(Par Matar DIOUM)
«De par sa position géographique, le Sénégal est un pays carrefour largement ouvert sur l’Océan Atlantique. C’est la raison pour laquelle c’est un pays de voyage dans les 2 sens inverse : car le Sénégal reçoit beaucoup d’étrangers mais compte également des milliers de ses fils installés à l’extérieur. Des milliers disons nous car jusqu’à une période récente, aucune statistique officielle indiquant le nombre exact de sénégalais résidant hors de leur pays d’origine n’est disponible malgré l’existence de plusieurs projets et programmes de recensement des sénégalais de l’extérieur en collaboration avec l’Organisation Internationale pour les migrations ( OIM).

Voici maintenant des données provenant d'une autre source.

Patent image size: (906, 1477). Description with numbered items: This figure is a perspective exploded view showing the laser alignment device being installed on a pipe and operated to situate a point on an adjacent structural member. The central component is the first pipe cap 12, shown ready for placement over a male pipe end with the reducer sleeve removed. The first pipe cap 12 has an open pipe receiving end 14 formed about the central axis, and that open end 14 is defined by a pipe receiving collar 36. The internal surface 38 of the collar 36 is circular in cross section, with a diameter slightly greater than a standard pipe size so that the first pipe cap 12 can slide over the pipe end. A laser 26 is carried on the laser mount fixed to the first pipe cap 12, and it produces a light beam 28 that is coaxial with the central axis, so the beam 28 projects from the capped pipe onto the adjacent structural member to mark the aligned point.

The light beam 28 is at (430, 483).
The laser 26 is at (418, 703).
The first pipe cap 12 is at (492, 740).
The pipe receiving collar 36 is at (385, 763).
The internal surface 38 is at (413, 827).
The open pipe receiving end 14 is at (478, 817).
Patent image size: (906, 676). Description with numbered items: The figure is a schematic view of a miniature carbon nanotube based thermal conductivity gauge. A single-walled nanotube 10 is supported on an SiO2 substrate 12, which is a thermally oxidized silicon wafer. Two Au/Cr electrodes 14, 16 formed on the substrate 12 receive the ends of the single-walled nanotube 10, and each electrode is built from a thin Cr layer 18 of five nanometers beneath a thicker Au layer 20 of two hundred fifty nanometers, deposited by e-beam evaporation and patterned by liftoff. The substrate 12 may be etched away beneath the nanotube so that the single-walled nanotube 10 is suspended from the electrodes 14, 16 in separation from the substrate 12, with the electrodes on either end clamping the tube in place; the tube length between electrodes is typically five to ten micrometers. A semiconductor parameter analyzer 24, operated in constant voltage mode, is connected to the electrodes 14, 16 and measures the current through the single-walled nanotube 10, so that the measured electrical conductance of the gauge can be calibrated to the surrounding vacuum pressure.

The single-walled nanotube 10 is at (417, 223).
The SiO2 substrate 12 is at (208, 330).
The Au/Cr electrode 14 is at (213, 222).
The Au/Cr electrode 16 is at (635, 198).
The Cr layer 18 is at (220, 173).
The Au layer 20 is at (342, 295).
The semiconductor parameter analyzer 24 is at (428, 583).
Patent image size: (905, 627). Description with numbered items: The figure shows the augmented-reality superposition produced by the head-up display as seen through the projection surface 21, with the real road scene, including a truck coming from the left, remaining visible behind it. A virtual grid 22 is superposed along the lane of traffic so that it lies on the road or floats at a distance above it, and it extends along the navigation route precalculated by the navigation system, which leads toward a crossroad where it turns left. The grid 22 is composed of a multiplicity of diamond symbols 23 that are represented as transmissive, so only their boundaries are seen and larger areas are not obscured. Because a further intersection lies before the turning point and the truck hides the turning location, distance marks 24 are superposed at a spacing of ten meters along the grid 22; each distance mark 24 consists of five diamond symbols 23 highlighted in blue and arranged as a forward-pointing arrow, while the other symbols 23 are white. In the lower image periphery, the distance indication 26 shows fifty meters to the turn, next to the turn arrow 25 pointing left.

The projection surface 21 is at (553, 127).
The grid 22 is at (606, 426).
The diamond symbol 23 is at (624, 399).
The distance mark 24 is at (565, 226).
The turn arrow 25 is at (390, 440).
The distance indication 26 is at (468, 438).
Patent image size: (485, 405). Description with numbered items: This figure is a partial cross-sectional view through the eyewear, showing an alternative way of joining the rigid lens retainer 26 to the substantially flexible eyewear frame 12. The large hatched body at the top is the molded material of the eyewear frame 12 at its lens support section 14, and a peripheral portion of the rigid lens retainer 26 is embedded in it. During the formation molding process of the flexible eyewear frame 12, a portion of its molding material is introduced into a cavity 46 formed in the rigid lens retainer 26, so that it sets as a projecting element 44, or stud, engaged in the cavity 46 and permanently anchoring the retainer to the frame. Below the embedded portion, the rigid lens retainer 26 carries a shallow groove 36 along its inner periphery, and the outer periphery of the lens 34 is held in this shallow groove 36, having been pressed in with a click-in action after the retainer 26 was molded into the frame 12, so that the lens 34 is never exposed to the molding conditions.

A cet effet depuis un certain temps, on note une recrudescence des attaques de nos compatriotes expatriés contre des représentations diplomatiques établies à l’étranger. Ces attaques sont d’autant plus graves et injustifiées qu’elles visent les Consulats généraux et les services consulaires des Ambassades. Ils ne se contentent pas de saccager les documents consulaires mais exercent aussi des violences physiques et verbales sur le personnel expatrié et local mais aussi sur les usagers qui ont eu la malchance de se trouver sur les lieux au moment des faits.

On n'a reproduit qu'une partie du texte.